‘A Socialist Romance’
Edith Lanchester was abducted and committed on 25 October 1895, causing a national outcry.
In the autumn of 1895 Edith Lanchester was 24. Born into a middle-class family, she had studied at the Birkbeck Institute and worked as a City clerk. She was also already a seasoned socialist campaigner; her ringing voice, it was said, could command the attention of the most hostile of crowds.
It was through the Battersea branch of the Social Democratic Federation that she met a factory worker named James Sullivan. They opposed the institution of marriage and planned, in the phraseology of the day, to start housekeeping together.
On 25 October she was eating breakfast at her lodgings in Battersea when her father burst in, accompanied by three of her brothers and Dr Fielding Blandford, one of the country’s leading mental health experts.
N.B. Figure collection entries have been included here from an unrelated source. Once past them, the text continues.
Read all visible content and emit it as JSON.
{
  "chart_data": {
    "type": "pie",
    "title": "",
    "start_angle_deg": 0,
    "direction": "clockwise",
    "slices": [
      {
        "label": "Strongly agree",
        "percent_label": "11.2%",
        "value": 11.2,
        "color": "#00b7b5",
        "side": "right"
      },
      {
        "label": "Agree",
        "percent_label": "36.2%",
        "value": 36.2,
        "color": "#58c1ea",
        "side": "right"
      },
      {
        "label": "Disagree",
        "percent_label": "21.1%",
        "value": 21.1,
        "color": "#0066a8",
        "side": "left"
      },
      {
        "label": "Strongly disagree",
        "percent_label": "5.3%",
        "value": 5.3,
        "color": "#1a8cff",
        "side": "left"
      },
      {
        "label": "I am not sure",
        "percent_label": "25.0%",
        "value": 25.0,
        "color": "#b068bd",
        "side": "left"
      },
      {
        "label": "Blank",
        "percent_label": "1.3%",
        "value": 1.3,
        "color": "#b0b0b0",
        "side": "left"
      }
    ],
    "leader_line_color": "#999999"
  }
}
Blandford asked her if she would agree to marry Sullivan. Lanchester refused. ‘I object on principle to becoming the chattel of any man’, she said. After half an hour’s argument, Blandford left the room. ‘Dear, dear, I can do nothing with her’, he told her father.
Suddenly Lanchester’s brothers seized her, tied her hands together and dragged her screaming out of the house and into a waiting carriage. Her destination was the Priory in Roehampton, then a private lunatic asylum. Blandford had arrived with committal papers completed and signed.
The abduction caused a national outcry. Most newspapers, under headlines such as ‘A Socialist Romance’, were sympathetic. Even those who thought Edith foolish were appalled at the abuse of the lunacy laws. The Marquess of Queensbury wrote to offer advice and financial support.
Blandford defended his actions. ‘If she had said that she contemplated suicide a certificate might have been signed without question’, he wrote. ‘I was equally justified in signing one when she expressed her determination to commit this social suicide.’
Lanchester was released after four days. What cause of insanity had Blandford given on the committal papers? ‘Over-education’, reportedly. Her father, writing to The Times to defend his actions, claimed she was ‘not of sound mind [due to] the effects of over-study’. She never spoke to him again.